Toomanybikes, Short Fuse EOD and ethos Thank this. -
I paid my dues. I did 4-1/2 years city P&D starting on three ton body jobs and working up to day cabs pulling pups running to local towns. Then got into highway trucks pulling refers to regional customers, then ran team all over North America.
Used to be nobody would let you near a highway truck until you had at least two years straight truck.
Now you can go on the highway straight out of school, with no idea how a truck should be loaded and hardly any skill backing up. -
Even my trainers in school were selling a $50K starting salary like it was easily achievable and the "norm". At my best (running 600-700 miles a day, 5 days a week) I was on track to make $35K on the year (all CAD).
And I was working my ### off, pushing myself into a state of near nervous breakdown... over what ended up being, after I became a regional driver, about $150 more per pay cheque (which will disappear once I get my wage increase later this month).
It's very hard to make it through the first year for most drivers, and no one, school or company recruiter talks honestly about these things. In my 5 months since coming off OTR, I've seen about a dozen new-from-school drivers come to our company and quit in that same amount of time. Not only are they not ready for life on the road, but they think deck work is going to be easy (a couple were people in their 50's moving into a new career field).

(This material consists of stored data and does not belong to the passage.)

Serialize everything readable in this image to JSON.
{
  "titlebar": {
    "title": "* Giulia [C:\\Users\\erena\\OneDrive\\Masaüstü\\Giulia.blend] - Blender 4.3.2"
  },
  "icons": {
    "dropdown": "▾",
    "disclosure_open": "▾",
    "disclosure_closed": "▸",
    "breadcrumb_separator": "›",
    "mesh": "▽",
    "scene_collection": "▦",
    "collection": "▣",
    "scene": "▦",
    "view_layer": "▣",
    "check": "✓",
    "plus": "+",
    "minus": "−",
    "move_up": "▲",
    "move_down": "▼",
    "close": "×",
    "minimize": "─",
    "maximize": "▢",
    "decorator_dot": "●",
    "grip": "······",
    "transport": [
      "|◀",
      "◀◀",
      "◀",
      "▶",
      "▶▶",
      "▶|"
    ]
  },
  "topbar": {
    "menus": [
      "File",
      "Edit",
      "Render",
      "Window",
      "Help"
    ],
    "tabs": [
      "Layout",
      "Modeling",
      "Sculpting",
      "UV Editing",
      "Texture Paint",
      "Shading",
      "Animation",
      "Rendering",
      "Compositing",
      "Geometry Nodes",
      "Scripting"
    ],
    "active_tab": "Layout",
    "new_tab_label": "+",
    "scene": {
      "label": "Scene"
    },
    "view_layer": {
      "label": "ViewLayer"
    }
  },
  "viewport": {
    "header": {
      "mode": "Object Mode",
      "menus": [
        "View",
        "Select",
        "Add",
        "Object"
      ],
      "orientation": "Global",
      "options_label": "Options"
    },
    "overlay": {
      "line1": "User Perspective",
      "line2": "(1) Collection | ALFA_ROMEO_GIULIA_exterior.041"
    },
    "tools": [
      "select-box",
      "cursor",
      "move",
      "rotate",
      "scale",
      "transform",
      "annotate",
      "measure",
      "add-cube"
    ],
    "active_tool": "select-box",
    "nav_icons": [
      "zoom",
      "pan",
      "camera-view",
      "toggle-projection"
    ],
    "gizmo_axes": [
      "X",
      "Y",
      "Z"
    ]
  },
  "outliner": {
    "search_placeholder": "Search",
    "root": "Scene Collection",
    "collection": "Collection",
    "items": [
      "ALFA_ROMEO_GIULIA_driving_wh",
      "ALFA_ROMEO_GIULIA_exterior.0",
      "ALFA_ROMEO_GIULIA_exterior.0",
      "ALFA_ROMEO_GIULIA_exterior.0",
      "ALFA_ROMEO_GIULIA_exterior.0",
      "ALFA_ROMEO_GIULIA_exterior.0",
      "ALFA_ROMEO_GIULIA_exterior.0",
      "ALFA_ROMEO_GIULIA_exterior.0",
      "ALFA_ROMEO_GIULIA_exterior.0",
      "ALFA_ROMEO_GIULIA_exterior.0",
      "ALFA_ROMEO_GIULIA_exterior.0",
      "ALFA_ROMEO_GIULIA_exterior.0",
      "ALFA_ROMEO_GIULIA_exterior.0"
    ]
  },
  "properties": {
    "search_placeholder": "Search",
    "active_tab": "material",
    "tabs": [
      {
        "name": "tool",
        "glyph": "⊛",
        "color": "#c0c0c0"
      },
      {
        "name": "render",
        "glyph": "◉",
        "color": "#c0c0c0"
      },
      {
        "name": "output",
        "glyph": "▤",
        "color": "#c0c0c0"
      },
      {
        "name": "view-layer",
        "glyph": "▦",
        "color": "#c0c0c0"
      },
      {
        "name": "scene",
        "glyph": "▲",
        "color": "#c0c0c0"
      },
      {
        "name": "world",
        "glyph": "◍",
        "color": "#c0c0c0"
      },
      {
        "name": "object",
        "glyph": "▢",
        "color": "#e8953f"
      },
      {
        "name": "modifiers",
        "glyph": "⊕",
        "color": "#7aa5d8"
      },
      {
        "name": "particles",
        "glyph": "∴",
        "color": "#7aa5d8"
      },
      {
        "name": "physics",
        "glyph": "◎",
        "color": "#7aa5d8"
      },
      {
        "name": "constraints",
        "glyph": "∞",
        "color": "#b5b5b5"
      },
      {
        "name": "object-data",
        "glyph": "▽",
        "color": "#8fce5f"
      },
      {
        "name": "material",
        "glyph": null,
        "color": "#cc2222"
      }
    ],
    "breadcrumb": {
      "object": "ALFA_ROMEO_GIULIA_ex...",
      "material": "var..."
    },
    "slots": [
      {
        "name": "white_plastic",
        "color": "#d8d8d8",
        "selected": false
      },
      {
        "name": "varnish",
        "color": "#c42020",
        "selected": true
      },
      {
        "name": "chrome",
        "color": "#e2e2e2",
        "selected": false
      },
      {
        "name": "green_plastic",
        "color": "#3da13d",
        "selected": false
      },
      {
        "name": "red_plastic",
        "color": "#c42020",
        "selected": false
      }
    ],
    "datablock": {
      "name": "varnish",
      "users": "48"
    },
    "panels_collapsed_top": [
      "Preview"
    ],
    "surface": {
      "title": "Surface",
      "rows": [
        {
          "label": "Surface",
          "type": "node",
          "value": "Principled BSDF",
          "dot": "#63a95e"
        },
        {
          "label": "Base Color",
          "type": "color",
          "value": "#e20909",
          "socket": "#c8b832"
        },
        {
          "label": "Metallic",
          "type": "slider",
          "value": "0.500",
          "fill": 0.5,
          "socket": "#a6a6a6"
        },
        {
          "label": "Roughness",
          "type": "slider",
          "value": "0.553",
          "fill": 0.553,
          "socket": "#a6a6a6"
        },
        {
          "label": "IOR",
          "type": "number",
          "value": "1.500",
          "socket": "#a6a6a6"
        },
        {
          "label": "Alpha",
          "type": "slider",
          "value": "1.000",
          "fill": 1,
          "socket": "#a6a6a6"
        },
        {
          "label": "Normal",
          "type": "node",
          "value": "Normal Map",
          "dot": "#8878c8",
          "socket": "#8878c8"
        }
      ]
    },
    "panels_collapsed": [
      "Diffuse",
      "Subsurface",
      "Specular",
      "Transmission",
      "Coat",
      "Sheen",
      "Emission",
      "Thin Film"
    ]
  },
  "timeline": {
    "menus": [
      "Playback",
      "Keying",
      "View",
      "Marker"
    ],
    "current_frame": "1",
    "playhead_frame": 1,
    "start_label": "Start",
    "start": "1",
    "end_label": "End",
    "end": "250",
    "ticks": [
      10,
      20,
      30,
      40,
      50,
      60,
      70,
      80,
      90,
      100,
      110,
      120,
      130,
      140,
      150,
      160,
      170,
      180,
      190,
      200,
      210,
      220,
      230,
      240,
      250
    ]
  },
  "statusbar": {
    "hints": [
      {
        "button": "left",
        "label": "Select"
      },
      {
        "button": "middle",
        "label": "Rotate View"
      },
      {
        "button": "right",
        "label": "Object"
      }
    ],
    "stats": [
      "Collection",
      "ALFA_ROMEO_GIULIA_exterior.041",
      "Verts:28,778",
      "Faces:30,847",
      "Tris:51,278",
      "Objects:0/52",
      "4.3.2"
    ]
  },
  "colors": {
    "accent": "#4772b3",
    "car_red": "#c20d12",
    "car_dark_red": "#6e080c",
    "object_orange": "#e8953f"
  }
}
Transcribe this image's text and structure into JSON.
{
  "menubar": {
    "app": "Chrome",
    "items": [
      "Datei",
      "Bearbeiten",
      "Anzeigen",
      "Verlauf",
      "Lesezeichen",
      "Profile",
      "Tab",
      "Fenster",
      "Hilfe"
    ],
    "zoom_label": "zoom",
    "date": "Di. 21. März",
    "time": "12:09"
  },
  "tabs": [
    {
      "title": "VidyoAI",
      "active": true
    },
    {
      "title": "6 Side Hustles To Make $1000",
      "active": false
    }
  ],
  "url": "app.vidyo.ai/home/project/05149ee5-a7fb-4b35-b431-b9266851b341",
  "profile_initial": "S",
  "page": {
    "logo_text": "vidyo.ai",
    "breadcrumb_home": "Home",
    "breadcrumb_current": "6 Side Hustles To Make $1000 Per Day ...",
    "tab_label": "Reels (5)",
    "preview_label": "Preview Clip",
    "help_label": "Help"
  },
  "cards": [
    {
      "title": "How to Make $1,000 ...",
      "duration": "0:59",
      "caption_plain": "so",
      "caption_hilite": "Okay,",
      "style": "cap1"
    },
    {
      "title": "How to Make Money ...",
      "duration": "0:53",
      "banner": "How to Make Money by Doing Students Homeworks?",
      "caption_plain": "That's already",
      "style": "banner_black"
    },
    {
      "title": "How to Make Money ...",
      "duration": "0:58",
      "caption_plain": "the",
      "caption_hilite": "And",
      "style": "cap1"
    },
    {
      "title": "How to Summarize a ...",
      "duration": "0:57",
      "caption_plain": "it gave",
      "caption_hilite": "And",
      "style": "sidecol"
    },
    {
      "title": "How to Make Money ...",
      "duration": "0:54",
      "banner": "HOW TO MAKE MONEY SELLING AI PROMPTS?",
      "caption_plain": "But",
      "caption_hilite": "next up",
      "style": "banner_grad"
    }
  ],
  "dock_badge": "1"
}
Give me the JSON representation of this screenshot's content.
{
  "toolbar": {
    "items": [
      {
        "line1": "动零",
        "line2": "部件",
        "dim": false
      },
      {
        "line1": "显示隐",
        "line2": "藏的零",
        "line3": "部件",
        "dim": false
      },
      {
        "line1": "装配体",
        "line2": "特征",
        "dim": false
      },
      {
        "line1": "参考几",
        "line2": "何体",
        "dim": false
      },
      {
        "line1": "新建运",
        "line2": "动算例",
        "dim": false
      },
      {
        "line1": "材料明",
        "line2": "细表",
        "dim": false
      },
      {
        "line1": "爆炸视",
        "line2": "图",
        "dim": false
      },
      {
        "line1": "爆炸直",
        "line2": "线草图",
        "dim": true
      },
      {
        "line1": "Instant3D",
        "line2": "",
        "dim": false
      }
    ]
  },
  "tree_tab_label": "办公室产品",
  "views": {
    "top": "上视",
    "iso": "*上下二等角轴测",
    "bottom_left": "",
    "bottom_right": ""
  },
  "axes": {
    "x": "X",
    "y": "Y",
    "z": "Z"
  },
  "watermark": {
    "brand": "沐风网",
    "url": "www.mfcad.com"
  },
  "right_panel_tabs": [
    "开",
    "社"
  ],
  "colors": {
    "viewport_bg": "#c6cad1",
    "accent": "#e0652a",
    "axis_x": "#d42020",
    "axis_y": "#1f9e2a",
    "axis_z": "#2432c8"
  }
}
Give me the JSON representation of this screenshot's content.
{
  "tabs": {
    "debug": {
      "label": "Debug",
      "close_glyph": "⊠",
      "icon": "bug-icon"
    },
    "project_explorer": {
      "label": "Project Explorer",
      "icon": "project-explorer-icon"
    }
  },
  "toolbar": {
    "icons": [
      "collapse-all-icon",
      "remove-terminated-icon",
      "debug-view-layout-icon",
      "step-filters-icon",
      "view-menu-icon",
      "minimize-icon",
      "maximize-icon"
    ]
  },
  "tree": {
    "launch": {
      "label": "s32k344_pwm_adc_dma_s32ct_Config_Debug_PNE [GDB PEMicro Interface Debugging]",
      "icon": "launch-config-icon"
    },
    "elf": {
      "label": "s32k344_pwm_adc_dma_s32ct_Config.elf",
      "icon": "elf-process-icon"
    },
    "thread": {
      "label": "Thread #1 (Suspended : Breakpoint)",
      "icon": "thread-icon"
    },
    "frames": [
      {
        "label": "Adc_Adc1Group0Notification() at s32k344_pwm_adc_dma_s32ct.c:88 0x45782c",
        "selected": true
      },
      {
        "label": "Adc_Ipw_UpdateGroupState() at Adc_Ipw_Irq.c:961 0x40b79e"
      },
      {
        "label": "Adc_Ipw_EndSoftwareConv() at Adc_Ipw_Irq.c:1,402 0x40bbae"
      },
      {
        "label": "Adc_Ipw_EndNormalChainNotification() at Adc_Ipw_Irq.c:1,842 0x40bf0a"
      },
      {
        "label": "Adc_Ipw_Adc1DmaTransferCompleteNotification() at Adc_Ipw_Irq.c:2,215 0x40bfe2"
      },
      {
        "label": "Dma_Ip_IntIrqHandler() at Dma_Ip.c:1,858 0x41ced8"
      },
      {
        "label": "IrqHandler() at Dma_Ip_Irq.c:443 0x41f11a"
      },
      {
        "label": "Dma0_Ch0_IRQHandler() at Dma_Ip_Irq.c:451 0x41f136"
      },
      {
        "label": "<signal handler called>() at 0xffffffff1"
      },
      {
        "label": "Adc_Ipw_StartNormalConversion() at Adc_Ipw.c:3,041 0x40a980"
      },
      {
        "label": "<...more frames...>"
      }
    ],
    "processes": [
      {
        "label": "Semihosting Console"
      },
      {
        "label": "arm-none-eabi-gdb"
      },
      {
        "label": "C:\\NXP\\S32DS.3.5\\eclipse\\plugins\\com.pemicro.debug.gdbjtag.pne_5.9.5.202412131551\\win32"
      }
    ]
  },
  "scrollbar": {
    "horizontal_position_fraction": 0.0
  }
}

I think a good way to help curb this stupidly high turnover rate might be to restructure how new drivers are compensated. Mileage pay for people not used to running 11-13 hours a day is a major problem. They are not used to the idea of donating their time and get easily frustrated when there is a delay. It also encourages drivers to rush with securement, which could lead to catastrophic problems. Instead of taking the time to do it right, they just do the bare minimum and get rolling.